Inoka Ranaweera

Personal information
- Born: 18 February 1986 (age 40) Balapitiya, Sri Lanka
- Batting: Left-handed
- Bowling: Slow left-arm orthodox
- Role: Bowler

International information
- National side: Sri Lanka;
- ODI debut (cap 52): 12 April 2012 v India
- Last ODI: 7 July 2022 v India
- ODI shirt no.: 18
- T20I debut (cap 27): 26 September 2012 v India
- Last T20I: 6 September 2023 v England
- T20I shirt no.: 18

Career statistics
| Competition | WODI | WT20I |
| Matches | 65 | 51 |
| Runs scored | 196 | 29 |
| Batting average | 8.52 | 3.22 |
| 100s/50s | 0/0 | 0/0 |
| Top score | 32* | 8* |
| Balls bowled | 3013 | 1046 |
| Wickets | 70 | 49 |
| Bowling average | 31.18 | 20.79 |
| 5 wickets in innings | 0 | 0 |
| 10 wickets in match | 0 | 0 |
| Best bowling | 4/39 | 3/9 |
| Catches/stumpings | 13/– | 6/– |

Medal record
Representing Sri Lanka
Women's Cricket
Asian Games
| Silver medal – second place | 2022 Hangzhou | Team |
| Bronze medal – third place | 2014 Incheon | Team |
- Source: Cricinfo, 12 February 2023

= Inoka Ranaweera =

Sri Lankan cricketer

Inoka Ranaweera (born 18 February 1986) is a Sri Lankan cricketer and former One Day International (ODI) captain of the women's national team. She has played both ODIs and Twenty20 Internationals (T20Is) for Sri Lanka. In an ODI against New Zealand in November 2015, she took three wickets off the last three balls of the innings, becoming the first Sri Lankan woman to take an ODI hat-trick.

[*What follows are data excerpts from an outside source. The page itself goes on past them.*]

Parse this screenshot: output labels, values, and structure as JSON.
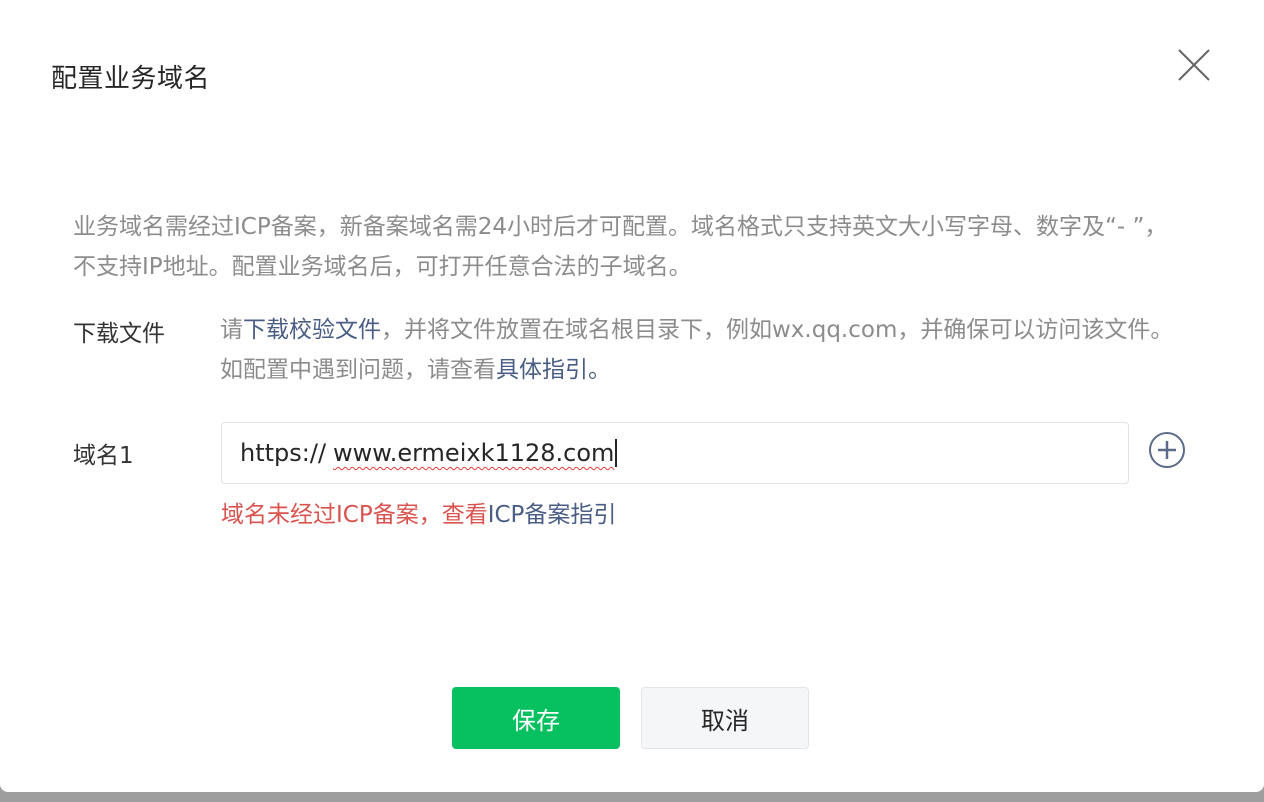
{
  "dialog": {
    "title": "配置业务域名",
    "description": "业务域名需经过ICP备案，新备案域名需24小时后才可配置。域名格式只支持英文大小写字母、数字及“- ”，不支持IP地址。配置业务域名后，可打开任意合法的子域名。"
  },
  "download": {
    "label": "下载文件",
    "text_prefix": "请",
    "link_file": "下载校验文件",
    "text_middle": "，并将文件放置在域名根目录下，例如wx.qq.com，并确保可以访问该文件。如配置中遇到问题，请查看",
    "link_guide": "具体指引。"
  },
  "domain": {
    "label": "域名1",
    "prefix": "https://",
    "value": "www.ermeixk1128.com",
    "error_text": "域名未经过ICP备案，查看",
    "error_link": "ICP备案指引"
  },
  "buttons": {
    "save": "保存",
    "cancel": "取消"
  },
  "icons": {
    "close": "close-icon",
    "add": "plus-circle-icon"
  },
  "colors": {
    "primary": "#07c160",
    "link": "#4a5d85",
    "error": "#d9534f"
  }
}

She won the Sri Lanka Cricket award for the Women's ODI Bowler of the Year in 2016 and 2017. In October 2021, she was named in Sri Lanka's team for the 2021 Women's Cricket World Cup Qualifier tournament in Zimbabwe. In January 2022, she was named in Sri Lanka's team for the 2022 Commonwealth Games Cricket Qualifier tournament in Malaysia. In July 2022, she was named in Sri Lanka's team for the cricket tournament at the 2022 Commonwealth Games in Birmingham, England. She was named in the Sri Lanka squad for the 2024 ICC Women's T20 World Cup.